Sometimes it’s because we’re making time to see our friends. Sometimes it’s because a project just isn’t coming together and there’s no time left.
Whether it’s at home or at school, staying up all night to meet a deadline isn’t an uncommon practice during ‘crunch time,’ when every single assignment you have seems to be due the next day.
A recent BBC article revealed that 17 hours of wakefulness – 7 a.m. to midnight – could lead to a brain functioning as if you’d consumed two glasses of wine or a blood alcohol level of 0.05 percent. The legal limit to operate a vehicle in Ontario is 0.08 percent.
Getting up at 7 a.m. and going to bed at midnight seems pretty reasonable, even conservative, when you factor in a full day in class, then a night of homework, with a part-time job thrown in, and some time for yourself or for friends, so you don’t lose it and burn out.
But is pushing it really worth it?
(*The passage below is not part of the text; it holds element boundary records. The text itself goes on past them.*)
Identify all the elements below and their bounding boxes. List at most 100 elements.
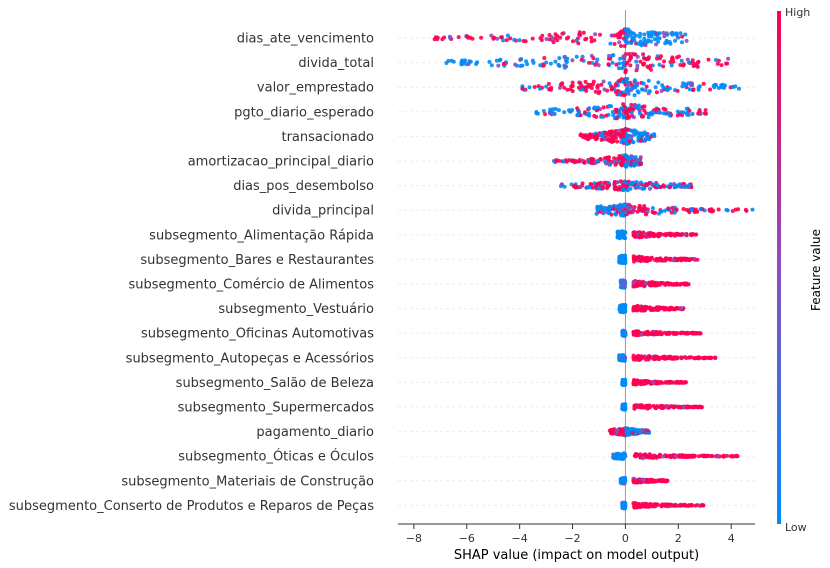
shap-point	[527, 85, 532, 90]
shap-point	[468, 35, 473, 40]
shap-point	[665, 88, 670, 93]
shap-point	[612, 134, 617, 139]
shap-point	[661, 111, 666, 116]
shap-point	[595, 84, 600, 89]
shap-point	[697, 331, 702, 336]
shap-point	[634, 59, 639, 64]
shap-point	[512, 37, 517, 42]
shap-point	[681, 184, 686, 189]
feature-row-points	[558, 179, 694, 193]
shap-point	[668, 502, 673, 507]
shap-point	[615, 156, 620, 161]
shap-point	[577, 159, 582, 164]
shap-point	[672, 182, 677, 186]
shap-point	[637, 111, 642, 116]
shap-point	[671, 258, 676, 263]
shap-point	[607, 81, 612, 86]
shap-point	[548, 61, 553, 66]
shap-point	[578, 184, 583, 189]
shap-point	[644, 258, 649, 263]
shap-point	[633, 452, 638, 456]
shap-point	[579, 83, 584, 88]
shap-point	[659, 479, 664, 484]
feature-label: subsegmento_Autopeças e Acessórios	[126, 351, 375, 366]
shap-point	[695, 60, 700, 65]
shap-point	[602, 87, 607, 92]
shap-point	[605, 161, 610, 166]
shap-point	[750, 207, 755, 212]
feature-label: subsegmento_Conserto de Produtos e Repar…	[9, 499, 374, 514]
shap-point	[687, 87, 692, 92]
shap-point	[623, 69, 628, 73]
shap-point	[690, 112, 695, 116]
shap-point	[625, 127, 630, 132]
shap-point	[576, 41, 581, 46]
shap-point	[669, 63, 674, 68]
shap-point	[620, 358, 625, 363]
shap-point	[623, 210, 628, 215]
shap-point	[679, 258, 684, 263]
colorbar-low-label: Low	[785, 521, 807, 534]
shap-point	[622, 403, 627, 408]
shap-point	[661, 64, 666, 69]
shap-point	[625, 87, 630, 92]
shap-point	[656, 39, 661, 44]
shap-point	[551, 107, 556, 112]
shap-point	[632, 403, 637, 408]
shap-point	[646, 504, 651, 509]
shap-point	[570, 84, 575, 88]
shap-point	[568, 109, 573, 114]
feature-row-points	[611, 451, 740, 461]
shap-point	[580, 87, 585, 92]
feature-label: divida_principal	[272, 204, 374, 219]
shap-point	[614, 62, 619, 67]
shap-point	[546, 81, 551, 86]
shap-point	[631, 257, 636, 262]
shap-point	[629, 110, 634, 115]
shap-point	[612, 156, 617, 161]
shap-point	[646, 34, 651, 38]
shap-point	[623, 303, 628, 308]
shap-point	[559, 82, 564, 87]
shap-point	[713, 355, 718, 360]
shap-point	[626, 91, 631, 96]
shap-point	[591, 56, 596, 61]
feature-label: subsegmento_Materiais de Construção	[121, 474, 374, 489]
shap-point	[614, 129, 619, 133]
shap-point	[623, 377, 628, 382]
shap-point	[610, 139, 615, 144]
shap-point	[603, 130, 608, 135]
shap-point	[624, 111, 628, 116]
shap-point	[617, 208, 622, 213]
shap-point	[687, 355, 692, 360]
shap-point	[618, 429, 623, 434]
shap-point	[674, 454, 678, 459]
shap-point	[735, 454, 740, 459]
shap-point	[635, 480, 640, 485]
shap-point	[645, 135, 650, 140]
shap-point	[724, 207, 729, 212]
shap-point	[598, 180, 603, 185]
shap-point	[716, 86, 721, 90]
shap-point	[642, 61, 646, 66]
shap-point	[657, 36, 662, 41]
shap-point	[519, 57, 524, 61]
shap-point	[678, 31, 683, 36]
shap-point	[691, 87, 696, 92]
shap-point	[664, 478, 669, 483]
shap-point	[688, 81, 693, 86]
feature-label: transacionado	[281, 130, 374, 145]
shap-point	[630, 430, 635, 435]
shap-point	[624, 184, 629, 189]
shap-point	[635, 81, 640, 86]
shap-point	[601, 105, 606, 110]
shap-point	[617, 30, 622, 35]
shap-point	[691, 405, 695, 410]
shap-point	[632, 93, 637, 98]
shap-point	[544, 37, 549, 41]
shap-point	[701, 503, 706, 508]
shap-point	[606, 62, 611, 67]
shap-point	[730, 209, 735, 213]
shap-point	[610, 86, 615, 91]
Should we be burning the candle at both ends in an effort to learn it all now and get out into the workforce? How much good is this way of life really doing us?
Intensive programs are just that – intensive. New deadlines are coming up every day and assignments are going to take longer than an hour or two, more than one night in front of a computer. For group assignments, co-ordinating between everyone can be a nightmare. Either way, there’s always something else you should be doing and someone else who needs your attention.
Maybe it’s a matter of extending the programs, tacking on another year to spread things out.
Maybe it’s simply re-evaluating the sheer number of assignments and how much practice we really need before we get the concept. Maybe it’s simply a matter of keeping our noses to the grindstone and using our smartphones to stay on top of it all.
Graduating with our sanity is a challenge, but hey, we’re preparing to conquer the world, right?